Thin markets distort statistics. Markets with fewer than a dozen active traders can produce extreme prices that do not reflect genuine probability estimates. We apply minimum liquidity filters, but the threshold is a judgment call. Our methodology page details these filters.

We are still building resolution data. This report will update as our dataset grows. Current numbers should be read as early indicators, not definitive measurements. The academic literature on prediction market calibration — drawing on decades of data from the Iowa Electronic Markets and other sources — provides additional context that our dataset alone cannot yet match.

Key Takeaways

  • Prediction markets are well-calibrated on liquid events. Across our dataset, calibration errors stay within 1-3 percentage points for bins with adequate sample size.
  • Accuracy correlates with liquidity, not platform identity. High-volume markets on Polymarket, Kalshi, or Metaculus all show strong calibration. Thin markets on any platform show wider errors.
  • Category matters. Political and economic markets calibrate tightly. Crypto markets show more noise. Long-range scientific questions accumulate calibration data slowly but show promising early results on Metaculus.
  • Cross-platform consensus is the strongest signal. When multiple platforms agree on a probability, the combined forecast tends to outperform any single source.
  • This is a living report. Our dataset grows with every resolved market. Updated calibration data is available on the Odds Reference dashboard.

Frequently Asked Questions

Which prediction market is most accurate?
On high-liquidity events, Polymarket and Kalshi produce similar calibration results. Metaculus excels on long-range scientific and geopolitical questions where its forecaster community has deep expertise. Accuracy correlates more with market liquidity than with any specific platform.
How does OddsReference measure prediction market accuracy?
We compare predicted probabilities at various time points against actual outcomes using calibration analysis. A well-calibrated market prices events at 70% that resolve positively about 70% of the time.

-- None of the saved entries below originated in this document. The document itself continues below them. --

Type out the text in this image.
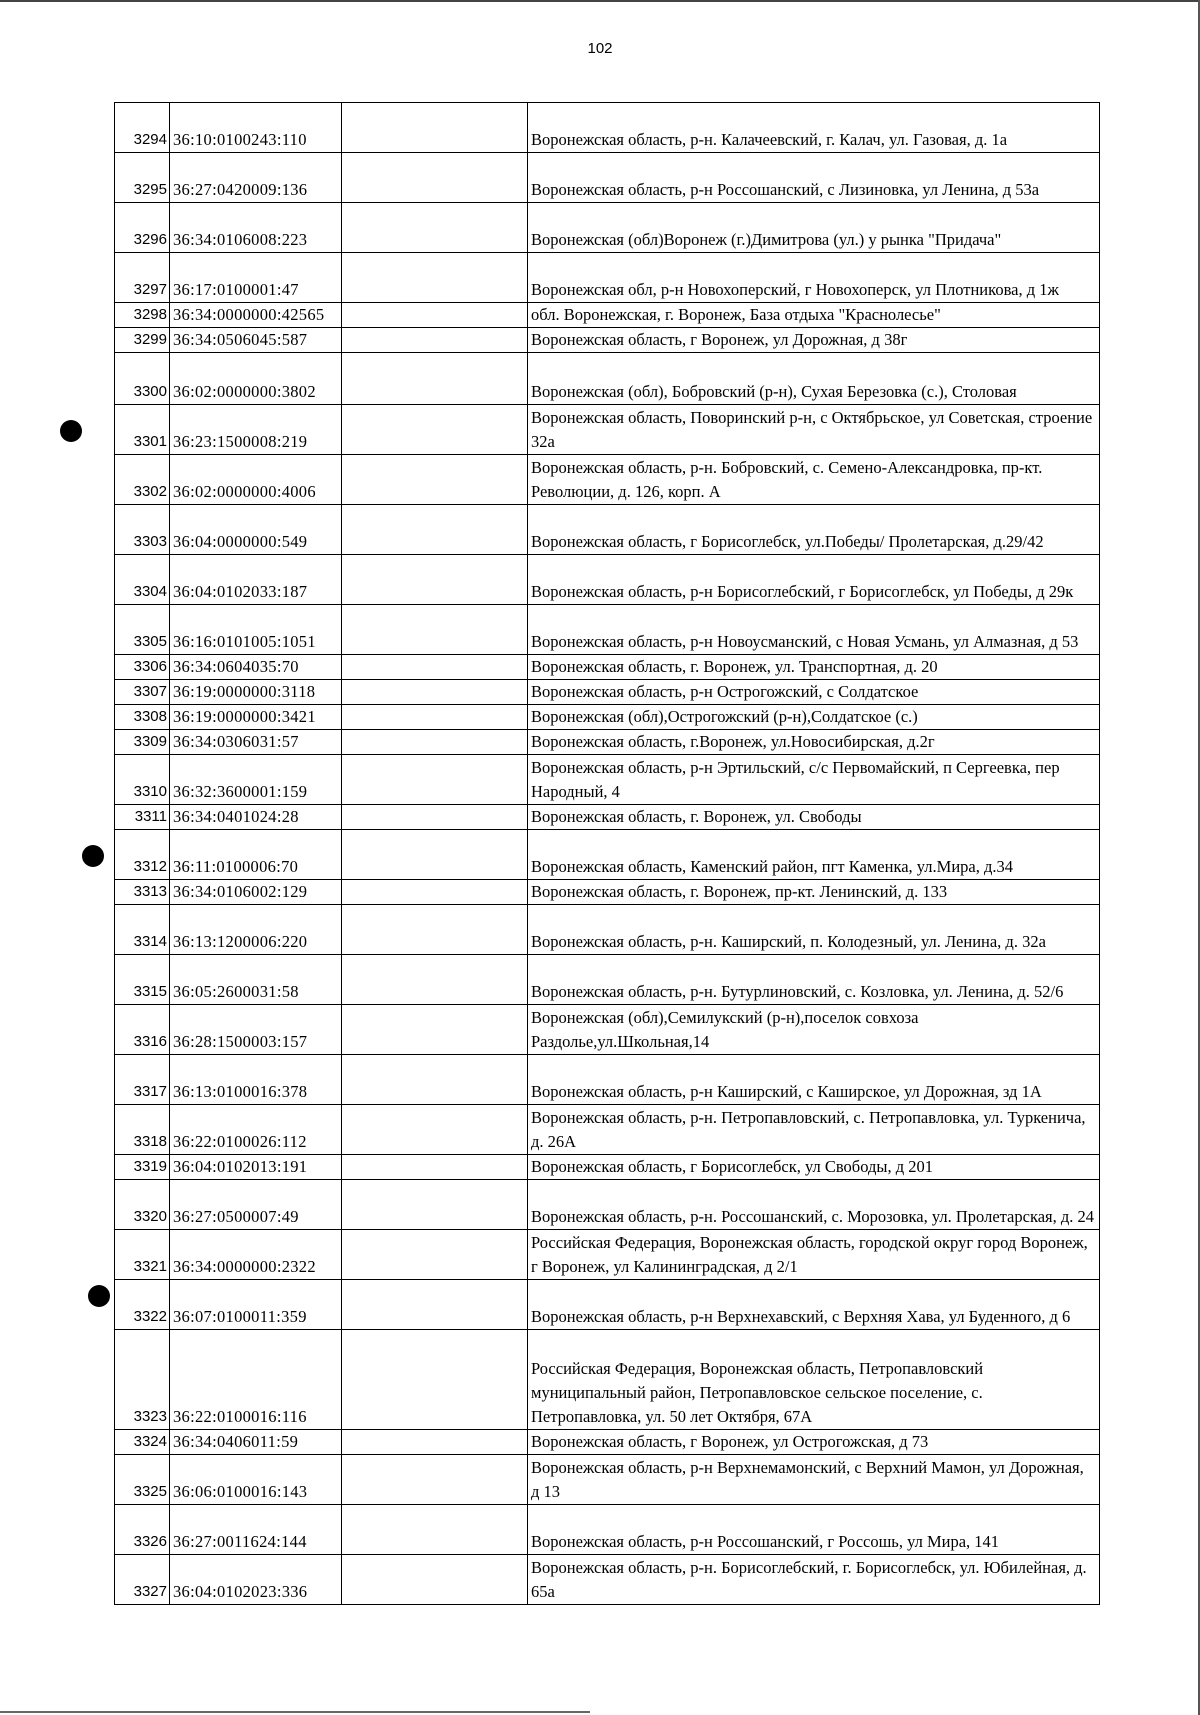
102
3294	36:10:0100243:110		Воронежская область, р-н. Калачеевский, г. Калач, ул. Газовая, д. 1а
3295	36:27:0420009:136		Воронежская область, р-н Россошанский, с Лизиновка, ул Ленина, д 53а
3296	36:34:0106008:223		Воронежская (обл)Воронеж (г.)Димитрова (ул.) у рынка "Придача"
3297	36:17:0100001:47		Воронежская обл, р-н Новохоперский, г Новохоперск, ул Плотникова, д 1ж
3298	36:34:0000000:42565		обл. Воронежская, г. Воронеж, База отдыха "Краснолесье"
3299	36:34:0506045:587		Воронежская область, г Воронеж, ул Дорожная, д 38г
3300	36:02:0000000:3802		Воронежская (обл), Бобровский (р-н), Сухая Березовка (с.), Столовая
3301	36:23:1500008:219		Воронежская область, Поворинский р-н, с Октябрьское, ул Советская, строение 32а
3302	36:02:0000000:4006		Воронежская область, р-н. Бобровский, с. Семено-Александровка, пр-кт. Революции, д. 126, корп. А
3303	36:04:0000000:549		Воронежская область, г Борисоглебск, ул.Победы/ Пролетарская, д.29/42
3304	36:04:0102033:187		Воронежская область, р-н Борисоглебский, г Борисоглебск, ул Победы, д 29к
3305	36:16:0101005:1051		Воронежская область, р-н Новоусманский, с Новая Усмань, ул Алмазная, д 53
3306	36:34:0604035:70		Воронежская область, г. Воронеж, ул. Транспортная, д. 20
3307	36:19:0000000:3118		Воронежская область, р-н Острогожский, с Солдатское
3308	36:19:0000000:3421		Воронежская (обл),Острогожский (р-н),Солдатское (с.)
3309	36:34:0306031:57		Воронежская область, г.Воронеж, ул.Новосибирская, д.2г
3310	36:32:3600001:159		Воронежская область, р-н Эртильский, с/с Первомайский, п Сергеевка, пер Народный, 4
3311	36:34:0401024:28		Воронежская область, г. Воронеж, ул. Свободы
3312	36:11:0100006:70		Воронежская область, Каменский район, пгт Каменка, ул.Мира, д.34
3313	36:34:0106002:129		Воронежская область, г. Воронеж, пр-кт. Ленинский, д. 133
3314	36:13:1200006:220		Воронежская область, р-н. Каширский, п. Колодезный, ул. Ленина, д. 32а
3315	36:05:2600031:58		Воронежская область, р-н. Бутурлиновский, с. Козловка, ул. Ленина, д. 52/6
3316	36:28:1500003:157		Воронежская (обл),Семилукский (р-н),поселок совхоза Раздолье,ул.Школьная,14
3317	36:13:0100016:378		Воронежская область, р-н Каширский, с Каширское, ул Дорожная, зд 1А
3318	36:22:0100026:112		Воронежская область, р-н. Петропавловский, с. Петропавловка, ул. Туркенича, д. 26А
3319	36:04:0102013:191		Воронежская область, г Борисоглебск, ул Свободы, д 201
3320	36:27:0500007:49		Воронежская область, р-н. Россошанский, с. Морозовка, ул. Пролетарская, д. 24
3321	36:34:0000000:2322		Российская Федерация, Воронежская область, городской округ город Воронеж, г Воронеж, ул Калининградская, д 2/1
3322	36:07:0100011:359		Воронежская область, р-н Верхнехавский, с Верхняя Хава, ул Буденного, д 6
3323	36:22:0100016:116		Российская Федерация, Воронежская область, Петропавловский муниципальный район, Петропавловское сельское поселение, с. Петропавловка, ул. 50 лет Октября, 67А
3324	36:34:0406011:59		Воронежская область, г Воронеж, ул Острогожская, д 73
3325	36:06:0100016:143		Воронежская область, р-н Верхнемамонский, с Верхний Мамон, ул Дорожная, д 13
3326	36:27:0011624:144		Воронежская область, р-н Россошанский, г Россошь, ул Мира, 141
3327	36:04:0102023:336		Воронежская область, р-н. Борисоглебский, г. Борисоглебск, ул. Юбилейная, д. 65а
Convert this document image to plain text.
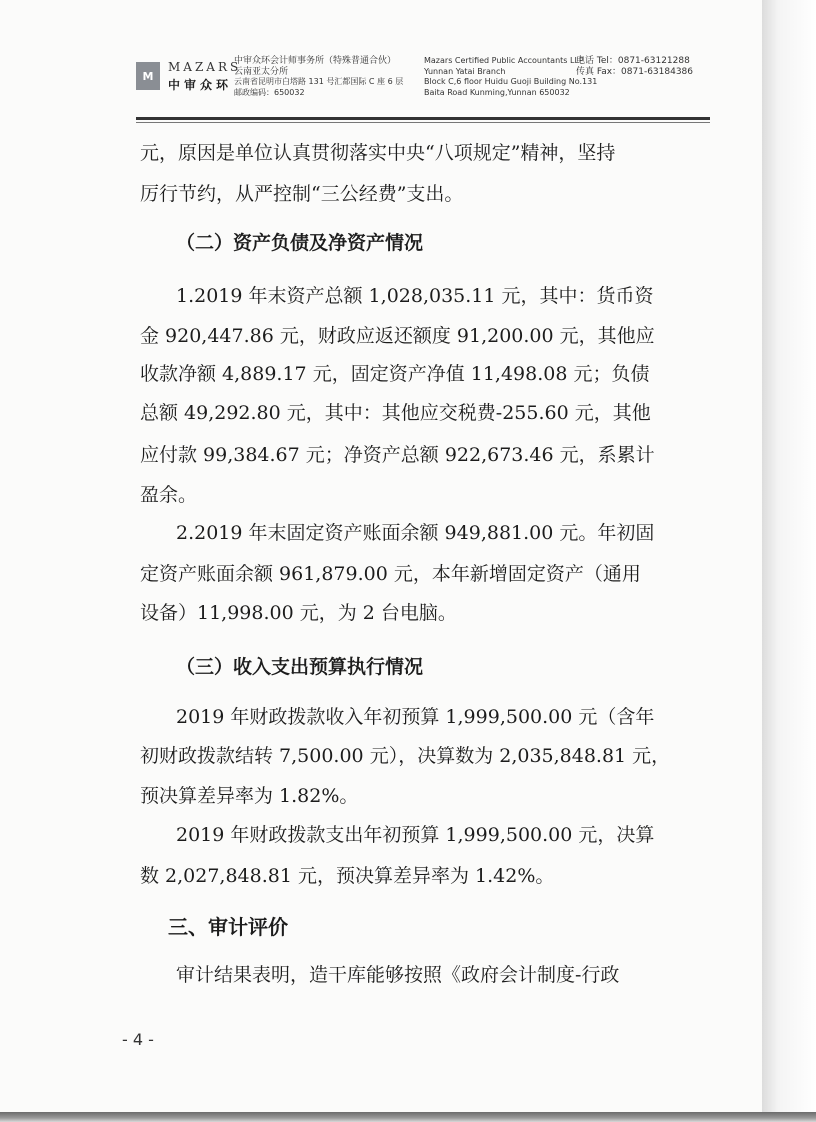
M
MAZARS
中审众环
中审众环会计师事务所（特殊普通合伙）
云南亚太分所
云南省昆明市白塔路 131 号汇都国际 C 座 6 层
邮政编码：650032
Mazars Certified Public Accountants LLP
Yunnan Yatai Branch
Block C,6 floor Huidu Guoji Building No.131
Baita Road Kunming,Yunnan 650032
电话 Tel：0871-63121288
传真 Fax：0871-63184386
元，原因是单位认真贯彻落实中央“八项规定”精神，坚持
厉行节约，从严控制“三公经费”支出。
（二）资产负债及净资产情况
1.2019 年末资产总额 1,028,035.11 元，其中：货币资
金 920,447.86 元，财政应返还额度 91,200.00 元，其他应
收款净额 4,889.17 元，固定资产净值 11,498.08 元；负债
总额 49,292.80 元，其中：其他应交税费-255.60 元，其他
应付款 99,384.67 元；净资产总额 922,673.46 元，系累计
盈余。
2.2019 年末固定资产账面余额 949,881.00 元。年初固
定资产账面余额 961,879.00 元，本年新增固定资产（通用
设备）11,998.00 元，为 2 台电脑。
（三）收入支出预算执行情况
2019 年财政拨款收入年初预算 1,999,500.00 元（含年
初财政拨款结转 7,500.00 元），决算数为 2,035,848.81 元，
预决算差异率为 1.82%。
2019 年财政拨款支出年初预算 1,999,500.00 元，决算
数 2,027,848.81 元，预决算差异率为 1.42%。
三、审计评价
审计结果表明，造干库能够按照《政府会计制度-行政
- 4 -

We also compute Brier scores for individual markets.
What is a Brier score?
The Brier score measures the mean squared error between predicted probabilities and actual outcomes. It ranges from 0 (perfect) to 1 (worst). A Brier score below 0.25 indicates better-than-random forecasting. Lower is better.
Are prediction markets more accurate than polls?
Multiple studies show prediction markets outperform polls on election outcomes, particularly close to the event. Markets aggregate diverse information sources and update continuously, while polls capture a snapshot of current opinion.